A ora agravante insiste no processamento do recurso de revista, sustentando que logrou demonstrar ofensa ao art. 5º, XXXVI, LIV e LV, da Constituição Federal. Afirma que, omisso o título exequendo quanto à base de cálculo das horas extras, deve-se considerar o valor pago no curso do contrato e os limites do pedido da exordial.
Sem razão.
Constata-se que a matéria em debate não oferece transcendência hábil a impulsionar o processamento do apelo.
A finalidade precípua desta Corte Superior, na uniformização de teses jurídicas, não autoriza a revisão do conjunto fático-probatório já analisado pelo Tribunal Regional, na esteira do entendimento consolidado pela Súmula 126/TST.
Nesse aspecto, a vulneração dos limites fixados pela coisa julgada há de ser inequívoca e evidente, de forma a tornar despicienda a consulta a peças outras que não o acórdão regional.
Em idêntica direção, pontua a OJ 123 da SBDI-2 desta Corte que a referida violação "supõe dissonância patente entre as decisões", "o que não se verifica quando se faz necessária a interpretação do título executivo judicial para se concluir pela lesão à coisa julgada". No caso, o TRT registrou que a base de cálculo das horas extras e do adicional noturno não foi expressamente fixada no título executivo, razão pela qual incide a Súmula 264 do TST.

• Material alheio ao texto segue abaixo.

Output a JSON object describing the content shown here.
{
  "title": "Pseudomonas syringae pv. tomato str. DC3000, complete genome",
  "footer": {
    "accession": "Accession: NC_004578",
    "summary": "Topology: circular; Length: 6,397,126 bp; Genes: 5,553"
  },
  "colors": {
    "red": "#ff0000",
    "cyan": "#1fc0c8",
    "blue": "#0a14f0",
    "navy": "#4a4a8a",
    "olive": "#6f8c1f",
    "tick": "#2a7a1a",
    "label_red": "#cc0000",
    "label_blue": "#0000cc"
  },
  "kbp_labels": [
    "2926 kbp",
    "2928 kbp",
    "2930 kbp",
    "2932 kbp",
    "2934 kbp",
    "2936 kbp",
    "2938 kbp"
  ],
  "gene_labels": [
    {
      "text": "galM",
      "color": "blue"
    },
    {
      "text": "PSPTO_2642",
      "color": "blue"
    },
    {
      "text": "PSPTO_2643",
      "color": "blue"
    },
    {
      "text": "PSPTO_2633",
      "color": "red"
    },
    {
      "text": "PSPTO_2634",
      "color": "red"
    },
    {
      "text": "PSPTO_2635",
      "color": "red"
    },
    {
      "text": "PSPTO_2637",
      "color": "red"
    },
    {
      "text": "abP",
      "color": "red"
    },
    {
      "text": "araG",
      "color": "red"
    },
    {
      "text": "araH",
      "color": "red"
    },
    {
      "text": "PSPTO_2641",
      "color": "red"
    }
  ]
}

Com efeito, a pretensão da executada de exclusão de duas rubricas da base de cálculo das parcelas, ao fundamento de que não constavam do salário original, nem do pedido inicial, demandaria interpretação do título executivo em cotejo com outras peças do processo.
Assim, não se vislumbra afronta ao art. 5º, XXXVI, LIV e LV, da Carta Magna. Incidência do óbice do art. 896, § 2º, da CLT e da Súmula 266 do TST.
Diante do exposto, nego provimento ao agravo de instrumento.
ISTO POSTO
ACORDAM os Ministros da Quinta Turma do Tribunal Superior do Trabalho, por unanimidade, conhecer do agravo de instrumento e, no mérito, negar-lhe provimento. Brasília, 14 de maio de 2025.